We need to send a message to our teachers that we care, says Shadid

Oklahoma City Public School Board Chair, Paula Lewis, and City Councilman Ed Shadid announced a petition drive to help fund metro area education with a one-quarter percent city income tax. Photo by Rob Howard.

by Rob Howard
Associate Editor

“We are all in agreement that education is the key to neighborhood revitalization, it’s the key to economic development, it’s the key to corporate retention and corporate recruitment,” said Oklahoma City Council Member Ed Shadid when announcing a petition drive to help fund education in Oklahoma City.

A coalition of elected officials, faith leaders, parents, teacher and other concerned citizens of the Oklahoma City metro area gathered at the OKC City Hall this morning to announce the initiative petition campaign. They are proposing a one-quarter percent temporary city income tax to fund grants to teachers, and a separate one-quarter percent income tax to fund lowering class size.

“We think this is a time for creative solutions to fill that gap, and we think this is a creative solution. The city of Oklahoma City is not getting adequate help from the federal government and the state government.
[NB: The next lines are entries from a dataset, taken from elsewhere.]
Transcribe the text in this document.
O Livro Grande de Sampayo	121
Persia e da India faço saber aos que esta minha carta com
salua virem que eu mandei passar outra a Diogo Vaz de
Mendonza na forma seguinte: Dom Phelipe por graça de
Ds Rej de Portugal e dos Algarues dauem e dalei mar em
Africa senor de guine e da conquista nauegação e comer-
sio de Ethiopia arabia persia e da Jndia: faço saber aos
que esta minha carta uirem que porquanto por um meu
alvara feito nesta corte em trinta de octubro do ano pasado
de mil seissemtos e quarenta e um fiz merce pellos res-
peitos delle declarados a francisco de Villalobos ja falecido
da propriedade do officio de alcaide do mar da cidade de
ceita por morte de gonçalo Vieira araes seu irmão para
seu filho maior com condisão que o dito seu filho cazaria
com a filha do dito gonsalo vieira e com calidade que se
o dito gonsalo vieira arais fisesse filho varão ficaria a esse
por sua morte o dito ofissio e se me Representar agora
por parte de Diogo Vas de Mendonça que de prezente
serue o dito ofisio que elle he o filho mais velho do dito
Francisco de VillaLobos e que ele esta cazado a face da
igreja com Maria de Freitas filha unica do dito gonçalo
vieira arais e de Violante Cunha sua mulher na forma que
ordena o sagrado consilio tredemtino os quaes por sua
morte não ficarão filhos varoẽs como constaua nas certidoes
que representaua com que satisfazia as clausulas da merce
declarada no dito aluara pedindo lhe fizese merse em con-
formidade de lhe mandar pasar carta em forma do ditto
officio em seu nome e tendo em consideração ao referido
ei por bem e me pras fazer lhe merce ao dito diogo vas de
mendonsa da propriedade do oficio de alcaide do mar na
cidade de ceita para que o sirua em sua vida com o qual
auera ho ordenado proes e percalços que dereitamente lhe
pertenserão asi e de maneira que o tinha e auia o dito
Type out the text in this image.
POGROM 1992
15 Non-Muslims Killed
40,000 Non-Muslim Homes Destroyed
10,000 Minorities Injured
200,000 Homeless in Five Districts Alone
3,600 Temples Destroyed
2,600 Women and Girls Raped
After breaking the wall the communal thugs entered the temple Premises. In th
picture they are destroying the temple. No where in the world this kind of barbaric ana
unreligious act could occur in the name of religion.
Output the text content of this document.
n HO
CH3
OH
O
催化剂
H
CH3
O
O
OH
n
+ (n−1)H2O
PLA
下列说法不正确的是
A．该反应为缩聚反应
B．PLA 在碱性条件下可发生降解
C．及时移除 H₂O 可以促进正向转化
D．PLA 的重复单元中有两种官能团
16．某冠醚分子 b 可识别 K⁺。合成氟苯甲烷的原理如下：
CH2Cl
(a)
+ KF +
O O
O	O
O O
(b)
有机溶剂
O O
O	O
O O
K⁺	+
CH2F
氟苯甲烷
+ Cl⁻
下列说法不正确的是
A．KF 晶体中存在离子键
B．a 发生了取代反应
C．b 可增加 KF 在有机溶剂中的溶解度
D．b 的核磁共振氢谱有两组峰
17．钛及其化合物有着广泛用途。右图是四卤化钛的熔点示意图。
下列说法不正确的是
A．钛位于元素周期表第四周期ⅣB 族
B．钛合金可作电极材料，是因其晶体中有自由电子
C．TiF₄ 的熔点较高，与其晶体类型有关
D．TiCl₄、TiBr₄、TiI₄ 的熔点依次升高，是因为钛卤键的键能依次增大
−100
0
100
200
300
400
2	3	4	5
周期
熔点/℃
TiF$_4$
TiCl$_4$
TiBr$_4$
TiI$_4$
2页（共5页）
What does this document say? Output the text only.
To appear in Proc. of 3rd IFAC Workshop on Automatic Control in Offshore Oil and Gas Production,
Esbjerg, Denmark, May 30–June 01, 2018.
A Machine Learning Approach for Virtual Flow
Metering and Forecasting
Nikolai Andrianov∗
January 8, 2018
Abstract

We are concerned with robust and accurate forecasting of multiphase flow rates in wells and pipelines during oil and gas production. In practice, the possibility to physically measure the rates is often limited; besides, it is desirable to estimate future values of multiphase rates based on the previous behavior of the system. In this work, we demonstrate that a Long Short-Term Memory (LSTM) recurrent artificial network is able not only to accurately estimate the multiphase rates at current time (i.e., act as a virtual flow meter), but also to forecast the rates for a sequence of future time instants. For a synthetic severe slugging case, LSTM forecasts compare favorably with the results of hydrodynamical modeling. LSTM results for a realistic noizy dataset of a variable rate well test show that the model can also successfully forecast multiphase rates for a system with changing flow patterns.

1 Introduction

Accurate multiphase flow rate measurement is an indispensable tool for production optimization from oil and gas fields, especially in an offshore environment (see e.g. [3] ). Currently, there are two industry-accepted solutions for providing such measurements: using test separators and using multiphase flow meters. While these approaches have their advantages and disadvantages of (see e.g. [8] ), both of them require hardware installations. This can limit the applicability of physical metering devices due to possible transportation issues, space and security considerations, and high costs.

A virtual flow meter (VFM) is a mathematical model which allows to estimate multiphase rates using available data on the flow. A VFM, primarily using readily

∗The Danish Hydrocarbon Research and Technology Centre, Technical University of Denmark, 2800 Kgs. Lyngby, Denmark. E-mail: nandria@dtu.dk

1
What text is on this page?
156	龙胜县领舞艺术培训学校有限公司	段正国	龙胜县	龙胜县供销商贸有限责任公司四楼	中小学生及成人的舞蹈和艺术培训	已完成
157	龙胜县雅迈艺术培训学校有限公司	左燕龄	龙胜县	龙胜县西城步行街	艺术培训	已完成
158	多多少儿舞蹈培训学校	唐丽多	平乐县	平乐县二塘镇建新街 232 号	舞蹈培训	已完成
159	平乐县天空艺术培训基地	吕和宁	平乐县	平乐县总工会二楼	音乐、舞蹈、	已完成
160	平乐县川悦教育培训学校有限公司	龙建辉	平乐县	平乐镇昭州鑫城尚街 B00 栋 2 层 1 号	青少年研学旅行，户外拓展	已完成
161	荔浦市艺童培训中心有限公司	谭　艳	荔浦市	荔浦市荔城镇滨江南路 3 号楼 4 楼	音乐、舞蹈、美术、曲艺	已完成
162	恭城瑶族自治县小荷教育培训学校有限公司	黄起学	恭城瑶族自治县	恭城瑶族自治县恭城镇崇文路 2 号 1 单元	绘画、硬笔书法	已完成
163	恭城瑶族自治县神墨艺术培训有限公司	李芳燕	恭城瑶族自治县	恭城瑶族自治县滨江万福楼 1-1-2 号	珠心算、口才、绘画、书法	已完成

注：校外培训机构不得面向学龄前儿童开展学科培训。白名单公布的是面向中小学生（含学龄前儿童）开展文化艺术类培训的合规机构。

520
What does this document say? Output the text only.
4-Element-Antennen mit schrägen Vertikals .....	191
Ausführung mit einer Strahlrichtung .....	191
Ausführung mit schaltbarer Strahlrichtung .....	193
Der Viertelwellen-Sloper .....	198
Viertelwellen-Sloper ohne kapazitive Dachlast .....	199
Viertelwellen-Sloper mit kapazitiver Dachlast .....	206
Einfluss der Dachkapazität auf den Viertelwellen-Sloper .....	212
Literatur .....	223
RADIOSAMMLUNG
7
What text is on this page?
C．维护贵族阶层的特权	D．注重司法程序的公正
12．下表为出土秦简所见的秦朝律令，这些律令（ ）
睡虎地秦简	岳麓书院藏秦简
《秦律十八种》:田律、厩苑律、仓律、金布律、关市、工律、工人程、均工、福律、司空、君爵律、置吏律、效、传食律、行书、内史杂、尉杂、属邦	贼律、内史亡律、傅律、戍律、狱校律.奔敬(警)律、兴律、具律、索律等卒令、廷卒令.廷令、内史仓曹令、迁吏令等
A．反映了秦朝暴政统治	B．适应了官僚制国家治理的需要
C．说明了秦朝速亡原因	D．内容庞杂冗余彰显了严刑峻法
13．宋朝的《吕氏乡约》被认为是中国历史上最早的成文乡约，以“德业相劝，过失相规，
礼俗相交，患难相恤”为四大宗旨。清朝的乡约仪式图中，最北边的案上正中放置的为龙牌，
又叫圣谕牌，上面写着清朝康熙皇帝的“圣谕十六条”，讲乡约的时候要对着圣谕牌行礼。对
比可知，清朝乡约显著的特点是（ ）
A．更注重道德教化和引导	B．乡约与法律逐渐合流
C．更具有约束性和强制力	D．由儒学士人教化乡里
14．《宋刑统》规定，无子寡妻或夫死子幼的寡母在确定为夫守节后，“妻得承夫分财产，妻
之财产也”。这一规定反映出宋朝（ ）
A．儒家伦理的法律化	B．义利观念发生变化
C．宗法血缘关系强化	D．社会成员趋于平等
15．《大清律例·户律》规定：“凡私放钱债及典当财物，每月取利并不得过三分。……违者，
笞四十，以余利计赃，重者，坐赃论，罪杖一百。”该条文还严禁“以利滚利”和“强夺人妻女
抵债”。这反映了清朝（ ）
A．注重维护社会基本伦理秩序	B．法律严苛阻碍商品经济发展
We think the people of Oklahoma City have the right to determine how much they want to invest in OKC public schools,” Shadid continued.

“The Brookings Institute study that was recently commissioned, looking at an innovation district, had a very haunting line and that’s that Oklahoma City is running out of time,” said Shadid. He noted that Gov. Mary Fallin has said there would be at least two more years before education funding was addressed, given that 2018 is an election year.

“We don’t have a minimum of two years to wait. We need to send a message to teachers that we care, to wait on us before relocating to other cities, and make this investment in our teachers and our support staff but most importantly in our children,” he concluded.

Paula Lewis, Chair of the Oklahoma City School Board, said of the plan, “It’s the right thing to do and it’s an urgent thing to do.”

Casting the lack of funding for education in the metro area as part of a lack of infrastructure, Lewis said, “We need kids to have the people they need in place teach them, we need wrap around services and we need to move forward as a city, we need to move forward with all our infrastructure.

“Yes, we need to move forward with streets, we need to address the incarceration rate that we have. We also need to move forward on funding better health care, our department of human services, and school’s right there. You can connect the dots very easily. When you look at education not succeeding, we see that pipeline to prison. We also know that when you are not dealing with mental health, you have a harder time succeeding in education. We have to move forward as a city,” Lewis concluded.

Lewis told The Gayly that proceeds from the tax would go to all 24 schools districts that fall within Oklahoma City. Oklahoma City Public Schools would receive about 70 percent of the total. The two measures are expected to raise about $25 million each.

Shadid indicated that looking at the median income in the area, each tax would probably cost a family $25 a year.

The petitions are being drafted; once filed the group will have 90 days to collect at least 12,000 signatures to get the measures on the ballot.  Recent polling suggests widespread support across a wide array of demographic categories for such an endeavor, said an information sheet distributed by the group.

Asked if any other city council members were supporting this effort, Shadid replied, "No."